Ils ont écarté les petits pour atteindre les grands, pour gagner dans leurs longs bras ces juteuses, ces baveuses voix. Ils ont embrassé beaucoup, serré les mains un peu trop, tapé plusieurs fois sur les épaules osseuses et fatiguées de ceux qu’ils avaient déjà décharnés. Ils ont acquiescé à toutes les idioties, obéi à tous les rêves.
Ils ont avalé quelques injures, essuyé la sueur de leurs fronts d’effrontés, calmé leurs troupes agitées.

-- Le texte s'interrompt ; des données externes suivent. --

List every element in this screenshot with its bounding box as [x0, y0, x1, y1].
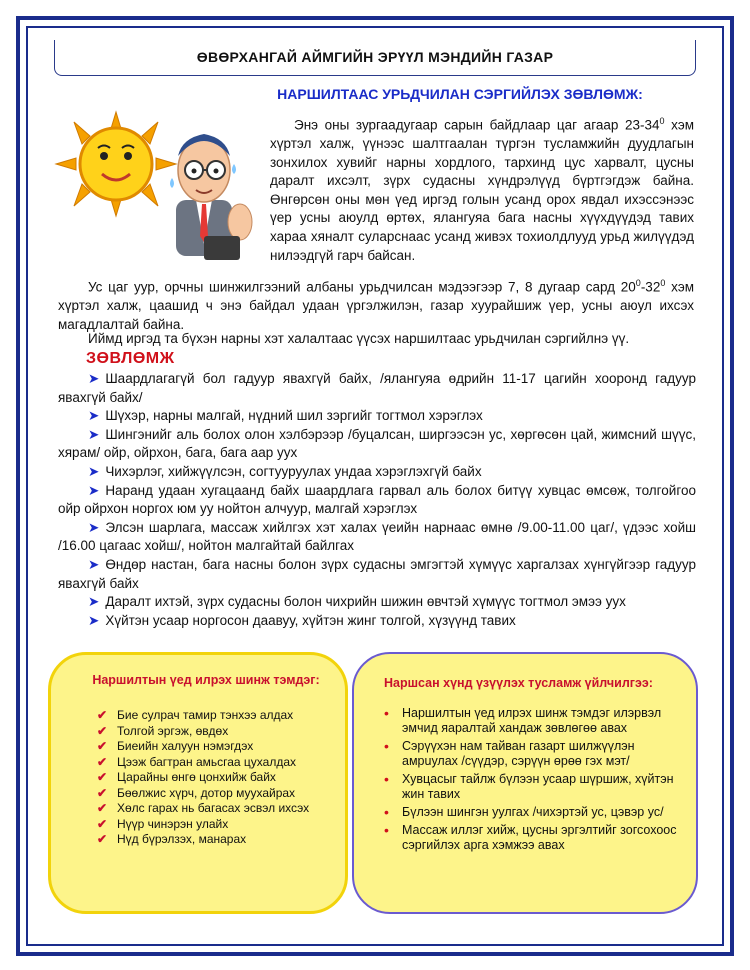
advice-item	[58, 463, 696, 482]
arrow-icon: ➤	[88, 612, 100, 628]
symptom-item-text: Бие сулрач тамир тэнхээ алдах	[117, 708, 294, 722]
checkmark-icon: ✔	[97, 832, 108, 846]
checkmark-icon: ✔	[97, 739, 108, 753]
checkmark-icon: ✔	[97, 816, 108, 831]
advice-item-text: Шүхэр, нарны малгай, нүдний шил зэргийг тогтмол хэрэглэх	[105, 408, 483, 424]
advice-item-text: Элсэн шарлага, массаж хийлгэх хэт халах үеийн нарнаас өмнө /9.00-11.00 цаг/, үдээс хойш /16.00 цагаас хойш/, нойтон малгайтай байлгах	[58, 519, 696, 554]
arrow-icon: ➤	[88, 519, 100, 535]
arrow-icon: ➤	[88, 482, 100, 498]
symptom-item	[95, 740, 345, 754]
aid-item	[382, 805, 682, 820]
aid-item	[382, 772, 682, 802]
forecast-paragraph: Ус цаг уур, орчны шинжилгээний албаны урьдчилсан мэдээгээр 7, 8 дугаар сард $20^0-32^0$ хэм хүртэл халж, цаашид ч энэ байдал удаан үргэлжилэн, газар хуурайшиж үер, усны аюул ихсэх магадлалтай байна.	[58, 278, 694, 332]
advice-item	[58, 612, 696, 631]
advice-item-text: Чихэрлэг, хийжүүлсэн, согтууруулах ундаа хэрэглэхгүй байх	[105, 463, 482, 479]
advice-item-text: Наранд удаан хугацаанд байх шаардлага гарвал аль болох битүү хувцас өмсөж, толгойгоо ойр ойрхон норгох юм уу нойтон алчуур, малгай хэрэглэх	[58, 482, 696, 517]
advice-item-text: Хүйтэн усаар норгосон даавуу, хүйтэн жинг толгой, хүзүүнд тавих	[105, 612, 516, 628]
arrow-icon: ➤	[88, 594, 100, 610]
aid-item-text: Бүлээн шингэн уулгах /чихэртэй ус, цэвэр ус/	[402, 805, 664, 819]
bullet-icon: •	[384, 705, 389, 721]
bullet-icon: •	[384, 771, 389, 787]
advice-item-text: Шингэнийг аль болох олон хэлбэрээр /буцалсан, ширгээсэн ус, хөргөсөн цай, жимсний шүүс, хярам/ ойр, ойрхон, бага, бага аар уух	[58, 426, 696, 461]
advice-item-text: Шаардлагагүй бол гадуур явахгүй байх, /ялангуяа өдрийн 11-17 цагийн хооронд гадуур явахгүй байх/	[58, 371, 696, 405]
arrow-icon: ➤	[88, 556, 100, 572]
arrow-icon: ➤	[88, 371, 100, 386]
advice-item	[58, 426, 696, 463]
advice-item-text: Даралт ихтэй, зүрх судасны болон чихрийн шижин өвчтэй хүмүүс тогтмол эмээ уух	[105, 594, 626, 610]
advice-item	[58, 482, 696, 519]
checkmark-icon: ✔	[97, 754, 108, 769]
symptom-item-text: Биеийн халуун нэмэгдэх	[117, 739, 254, 753]
sun-icon	[56, 112, 176, 216]
bullet-icon: •	[384, 804, 389, 820]
aid-box	[352, 652, 698, 914]
checkmark-icon: ✔	[97, 708, 108, 722]
aid-title: Наршсан хүнд үзүүлэх тусламж үйлчилгээ:	[384, 676, 653, 690]
symptoms-box	[48, 652, 348, 914]
symptoms-title: Наршилтын үед илрэх шинж тэмдэг:	[92, 673, 320, 687]
sweating-man-icon	[170, 134, 252, 260]
symptom-item	[95, 802, 345, 816]
aid-item-text: Хувцасыг тайлж бүлээн усаар шүршиж, хүйтэн жин тавих	[402, 772, 674, 801]
symptom-item	[95, 756, 345, 770]
aid-item	[382, 823, 682, 853]
page-header: ӨВӨРХАНГАЙ АЙМГИЙН ЭРҮҮЛ МЭНДИЙН ГАЗАР	[54, 40, 696, 76]
checkmark-icon: ✔	[97, 785, 108, 800]
call-paragraph: Иймд иргэд та бүхэн нарны хэт халалтаас үүсэх наршилтаас урьдчилан сэргийлнэ үү.	[88, 331, 630, 346]
aid-item-text: Сэрүүхэн нам тайван газарт шилжүүлэн амрuулах /сүүдэр, сэрүүн өрөө гэх мэт/	[402, 739, 635, 768]
bullet-icon: •	[384, 822, 389, 838]
advice-heading: ЗӨВЛӨМЖ	[86, 350, 175, 367]
aid-item-text: Массаж иллэг хийж, цусны эргэлтийг зогсохоос сэргийлэх арга хэмжээ авах	[402, 823, 677, 852]
page-subtitle: НАРШИЛТААС УРЬДЧИЛАН СЭРГИЙЛЭХ ЗӨВЛӨМЖ:	[277, 86, 643, 102]
advice-item	[58, 407, 696, 426]
symptoms-list	[95, 709, 345, 849]
arrow-icon: ➤	[88, 426, 100, 442]
advice-item	[58, 519, 696, 556]
symptom-item	[95, 725, 345, 739]
advice-list	[58, 370, 696, 630]
symptom-item	[95, 818, 345, 832]
intro-paragraph: Энэ оны зургаадугаар сарын байдлаар цаг агаар $23-34^0$ хэм хүртэл халж, үүнээс шалтгаалан түргэн тусламжийн дуудлагын зонхилох хувийг нарны хордлого, тархинд цус харвалт, цусны даралт ихсэлт, зүрх судасны хүндрэлүүд бүртгэгдэж байна. Өнгөрсөн оны мөн үед иргэд голын усанд орох явдал ихэссэнээс үер усны аюулд өртөх, ялангуяа бага насны хүүхдүүдэд тавих хараа хяналт суларснаас усанд живэх тохиолдлууд урьд жилүүдэд нилээдгүй гарч байсан.	[270, 116, 694, 263]
symptom-item	[95, 709, 345, 723]
symptom-item	[95, 771, 345, 785]
advice-item	[58, 556, 696, 593]
symptom-item-text: Нүд бүрэлзэх, манарах	[117, 832, 247, 846]
aid-item	[382, 706, 682, 736]
symptom-item-text: Цээж багтран амьсгаа цухалдах	[117, 754, 296, 769]
checkmark-icon: ✔	[97, 770, 108, 784]
symptom-item-text: Толгой эргэж, өвдөх	[117, 723, 229, 738]
symptom-item-text: Бөөлжис хүрч, дотор муухайрах	[117, 785, 296, 800]
advice-item	[58, 370, 696, 407]
aid-list	[382, 706, 682, 856]
aid-item-text: Наршилтын үед илрэх шинж тэмдэг илэрвэл эмчид яаралтай хандаж зөвлөгөө авах	[402, 706, 662, 735]
arrow-icon: ➤	[88, 463, 100, 479]
bullet-icon: •	[384, 738, 389, 754]
symptom-item	[95, 833, 345, 847]
symptom-item	[95, 787, 345, 801]
symptom-item-text: Хөлс гарах нь багасах эсвэл ихсэх	[117, 801, 310, 815]
advice-item-text: Өндөр настан, бага насны болон зүрх судасны эмгэгтэй хүмүүс харгалзах хүнгүйгээр гадуур явахгүй байх	[58, 556, 696, 591]
arrow-icon: ➤	[88, 408, 100, 424]
symptom-item-text: Нүүр чинэрэн улайх	[117, 816, 229, 831]
sun-and-man-illustration	[54, 104, 264, 264]
advice-item	[58, 593, 696, 612]
aid-item	[382, 739, 682, 769]
checkmark-icon: ✔	[97, 801, 108, 815]
checkmark-icon: ✔	[97, 723, 108, 738]
symptom-item-text: Царайны өнгө цонхийж байх	[117, 770, 276, 784]
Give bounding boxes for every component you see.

Ils ont levé haut les mains pour saluer la foule qui ne les salue pas.
Ils ont levé haut les bras pour louer Dieu qu’ils ne prient pas. Ils ont avancé dans le vacarme vers les plus improbables des endroits, vers les plus tordus des hommes.
Ils se sont penchés sur la misère de l’handicapé, voulu persuader le fou du quartier. Ils ont soutenu le plus veule et le plus vieux, graissé la patte à quelques flatteurs obséquieux.